他上过商业课后,这个习惯就不那么明显了。
集团继承人不好当,杂七杂八的课程很多。
林曼星以为商业课是学习投资理财,没想到还要学习如何撒谎、如何隐藏情绪,边朗被训练到能骗过测谎仪。
想骗她易如反掌。
林曼星想起今天是四月一日愚人节,更笃定他是在撒谎,想骗她慌张,然后再取笑她,“哼。愚人节的小把戏。不要想骗过我!”
边朗头枕柱子,闭上眼睛,“笨蛋。”
“你才是笨蛋!”林曼星伸手去锤他,两三下就放弃了,她舍不得用劲,边朗又浑身是肌肉,这么锤等于给他按摩,她才没那么傻!
“笨蛋。上课铃响了。快回去自习。不然会被老师骂。”
“哦……”
黎阳对班级前五格外宽容,他们有绝对自由,林曼星没这待遇,起身要走。
才坐了一会,脚腕好痒,她拉起裤子,有三四个蚊子包。
“你不回去?”
“不回去。”
“哼。那就在这挨蚊子咬吧。”
风继续吹,凉亭又安静下来。
隔了会,有气喘吁吁的脚步声逼近。
边朗侧目,“怎么了?”
林曼星扯下手腕上的驱蚊环丢过去,“戴着吧。”犹豫两秒,她扯下另一手的,“多给你一个。戴脚上吧。”

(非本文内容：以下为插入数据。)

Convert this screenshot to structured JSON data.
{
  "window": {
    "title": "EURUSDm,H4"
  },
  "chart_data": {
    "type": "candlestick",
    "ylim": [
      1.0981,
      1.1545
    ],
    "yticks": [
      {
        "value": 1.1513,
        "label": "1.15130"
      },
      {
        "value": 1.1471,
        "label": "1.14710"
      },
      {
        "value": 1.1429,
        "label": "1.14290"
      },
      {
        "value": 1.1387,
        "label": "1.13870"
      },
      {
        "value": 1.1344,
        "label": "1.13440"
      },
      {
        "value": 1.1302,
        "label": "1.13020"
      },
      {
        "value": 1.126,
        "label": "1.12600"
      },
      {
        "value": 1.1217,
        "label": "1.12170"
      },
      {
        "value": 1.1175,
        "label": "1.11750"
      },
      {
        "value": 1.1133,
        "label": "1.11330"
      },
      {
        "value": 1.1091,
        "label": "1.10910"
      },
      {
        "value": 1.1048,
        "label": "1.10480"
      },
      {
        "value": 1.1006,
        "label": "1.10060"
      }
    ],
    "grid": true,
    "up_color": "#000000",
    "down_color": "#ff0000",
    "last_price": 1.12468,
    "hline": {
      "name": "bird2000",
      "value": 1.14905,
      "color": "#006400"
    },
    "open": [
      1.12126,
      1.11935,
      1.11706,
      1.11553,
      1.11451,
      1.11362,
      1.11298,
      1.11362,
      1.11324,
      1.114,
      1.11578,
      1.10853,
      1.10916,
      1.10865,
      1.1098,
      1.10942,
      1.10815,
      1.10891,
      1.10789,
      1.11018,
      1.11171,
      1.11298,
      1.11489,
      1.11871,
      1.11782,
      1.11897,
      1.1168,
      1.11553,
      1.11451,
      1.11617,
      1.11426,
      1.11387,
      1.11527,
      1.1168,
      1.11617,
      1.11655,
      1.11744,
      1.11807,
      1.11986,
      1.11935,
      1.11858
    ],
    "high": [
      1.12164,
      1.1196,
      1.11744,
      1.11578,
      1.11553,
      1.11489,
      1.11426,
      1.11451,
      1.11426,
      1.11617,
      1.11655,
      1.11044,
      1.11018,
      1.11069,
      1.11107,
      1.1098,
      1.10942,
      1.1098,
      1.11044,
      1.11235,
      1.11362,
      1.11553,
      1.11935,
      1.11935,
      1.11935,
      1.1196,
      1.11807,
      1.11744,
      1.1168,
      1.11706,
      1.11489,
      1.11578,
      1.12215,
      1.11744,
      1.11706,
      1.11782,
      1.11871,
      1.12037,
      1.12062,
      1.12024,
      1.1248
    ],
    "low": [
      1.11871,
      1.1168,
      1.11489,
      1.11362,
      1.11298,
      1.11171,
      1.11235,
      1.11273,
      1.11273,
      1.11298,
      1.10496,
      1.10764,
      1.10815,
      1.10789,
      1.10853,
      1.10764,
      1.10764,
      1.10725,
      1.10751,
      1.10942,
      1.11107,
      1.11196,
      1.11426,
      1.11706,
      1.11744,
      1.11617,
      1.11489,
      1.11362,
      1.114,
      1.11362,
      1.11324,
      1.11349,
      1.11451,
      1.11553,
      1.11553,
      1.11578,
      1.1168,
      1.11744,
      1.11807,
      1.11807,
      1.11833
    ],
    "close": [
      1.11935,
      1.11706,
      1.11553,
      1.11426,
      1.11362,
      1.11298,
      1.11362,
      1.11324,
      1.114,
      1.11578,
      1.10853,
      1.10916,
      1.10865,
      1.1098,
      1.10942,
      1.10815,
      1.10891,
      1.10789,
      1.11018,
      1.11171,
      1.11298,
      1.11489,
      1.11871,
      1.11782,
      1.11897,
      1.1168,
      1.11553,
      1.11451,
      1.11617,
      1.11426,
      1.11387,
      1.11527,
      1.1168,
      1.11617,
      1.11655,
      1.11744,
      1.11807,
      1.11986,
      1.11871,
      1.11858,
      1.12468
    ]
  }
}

待人走远,边朗抬脚,翘到长椅上。拉起裤管,露出包着绷带的腿。距离上次骨折两年了,骨头早恢复完全,寒假去医院取出用于固定的内钢钉。
手术刀口在恢复期,肿胀、发热,又疼又痒。
小花园安静无人,待着舒心些。
边朗伸手去戴驱蚊环,将要碰到的一刻又收回来,她身上栀子沐浴液的香味混杂在草药味中,细微,但明显。
边朗倚着柱子,举高手。
手环内侧画了颗五角星,是她的专属标记,星标手环在月色下转了一圈,落到唇边——
“笨蛋。”
周末,司机开车来接边朗,顺带送林曼星回家。
小学门口的食杂店关门,老板搬回远郊的农场生活,两人救助的流浪狗小花随老板一起离开。
边朗一直付钱养着小狗,老板定期给他发照片。
功课繁重,两人有半年没去看过小花,这周是清明假,又刚开学,作业不多,边朗联系老板,准备去农场。
认真养了几年,小花身体强健,黑白相间的毛发油光发亮,一点看不出曾经是只病弱流浪犬。
两人刚冒头,趴窝的小花机警地站起来。
转头看到两人,汪汪两声,摇着尾巴,直冲而来。小花生过一窝小崽,也做过绝育,是只步入老年的老狗。她不再那么横冲直撞,跑到两人身边,就绕着他们蹭裤管。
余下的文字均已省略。